Hours before the event at sponsor Fremantle's Stephen Street headquarters, Mosse was knocked off her bike in central London. Organisers said she was not seriously injured but was unable to attend the event for the first time in 24 years.
Mosse tweeted: "So, for the first time in 24 years, I’ll not be there to celebrate @WomensPrize shortlist @FremantleHQ (a long story involving my bike) Have a fabulous evening - especially our shortlisted authors - & see you all at the #BaileysBookBar events all this week @WaterstonesTCR."
Two hundred guests including Natalie Dormer, Helen Lederer and shortlisted authors Anna Burns and Diana Evans attended the event. Chair of the judging panel Professor Kate Williams praised Mosse, saying: "We are always and forever inspired by amazing Kate Mosse who is looking after herself tonight, whose strength and brilliance and flaming glorious championing of women's fiction and all writers is so inspiring."

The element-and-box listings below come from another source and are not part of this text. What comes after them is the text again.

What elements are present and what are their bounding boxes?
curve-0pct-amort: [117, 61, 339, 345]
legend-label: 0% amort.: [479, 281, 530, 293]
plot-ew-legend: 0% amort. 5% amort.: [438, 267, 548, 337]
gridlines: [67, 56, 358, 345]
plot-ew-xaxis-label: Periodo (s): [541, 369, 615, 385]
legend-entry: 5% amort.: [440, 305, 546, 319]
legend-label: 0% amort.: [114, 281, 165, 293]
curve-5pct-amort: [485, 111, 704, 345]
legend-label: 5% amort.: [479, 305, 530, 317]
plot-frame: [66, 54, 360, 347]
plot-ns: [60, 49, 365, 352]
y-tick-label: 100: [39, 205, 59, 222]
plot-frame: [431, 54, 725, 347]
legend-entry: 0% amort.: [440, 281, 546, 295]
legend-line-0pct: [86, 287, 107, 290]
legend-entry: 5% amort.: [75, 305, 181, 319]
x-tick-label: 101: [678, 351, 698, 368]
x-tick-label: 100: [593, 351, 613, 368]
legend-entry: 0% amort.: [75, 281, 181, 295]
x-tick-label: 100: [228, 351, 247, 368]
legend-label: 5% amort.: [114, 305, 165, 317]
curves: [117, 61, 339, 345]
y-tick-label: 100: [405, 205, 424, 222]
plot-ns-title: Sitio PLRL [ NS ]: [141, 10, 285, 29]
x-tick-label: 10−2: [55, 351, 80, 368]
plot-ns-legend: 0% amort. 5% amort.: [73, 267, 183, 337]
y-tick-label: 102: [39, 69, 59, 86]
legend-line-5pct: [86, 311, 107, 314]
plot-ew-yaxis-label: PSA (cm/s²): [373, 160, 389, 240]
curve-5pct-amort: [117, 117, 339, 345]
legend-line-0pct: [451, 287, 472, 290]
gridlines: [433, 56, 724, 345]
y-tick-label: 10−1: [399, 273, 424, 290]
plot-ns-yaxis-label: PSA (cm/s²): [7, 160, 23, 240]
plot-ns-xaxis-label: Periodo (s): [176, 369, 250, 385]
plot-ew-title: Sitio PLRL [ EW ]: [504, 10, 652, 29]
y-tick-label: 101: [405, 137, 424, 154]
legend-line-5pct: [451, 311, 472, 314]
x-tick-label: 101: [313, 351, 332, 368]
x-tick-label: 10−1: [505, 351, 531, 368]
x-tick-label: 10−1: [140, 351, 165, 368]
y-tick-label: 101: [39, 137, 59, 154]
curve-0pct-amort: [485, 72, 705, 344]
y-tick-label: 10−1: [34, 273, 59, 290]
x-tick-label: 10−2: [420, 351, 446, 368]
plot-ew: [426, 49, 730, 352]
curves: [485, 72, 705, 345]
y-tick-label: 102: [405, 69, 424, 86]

Discussing the six-strong shortlist, Williams added: "We are overwhelmed and so thrilled by our incredible shortlist. They are searing, they are powerful, they are brilliant reads and they are women's writing at its best, they are writing at its best, fiction at its best, quite simply they blew us all away.
"Our meetings have been epic and passionate with so much involved and committed and exciting decision with many tough decisions but so much joy. We are so proud of our outward looking exciting shortlist in which there are retellings, hidden stories and amazing characters, two from America, one from Nigeria and three British authors and all of them are completely unforgettable."
Retellings of women in history dominate the prize, with Troubles-set Milkman by Burns (Faber), Pat Barker’s retelling of The Iliad, The Silence of the Girls (Hamish Hamilton), and previous winner Madeline Miller returning to the shortlist with Circe (Bloomsbury), a new take on the witch who seduces Odysseus. Debut author Oyinkan Braithwaite’s My Sister, the Serial Killer (Atlantic), Ordinary People by Diana Evans (Chatto & Windus) and An American Marriage by Tayari Jones (Oneworld) complete the shortlist. Three of the six - Barker, Evans and Braithwaite - are represented by agent Clare Alexander.
Journalist and critic Arifa Akbar, author and columnist Dolly Alderton, campaigner and psychotherapist Leyla Hussein and digital entrepreneur Sarah Wood join author and historian Williams on the judging panel. The winner will receive an anonymously endowed cheque for £30,000 at an award ceremony in central London on 5th June.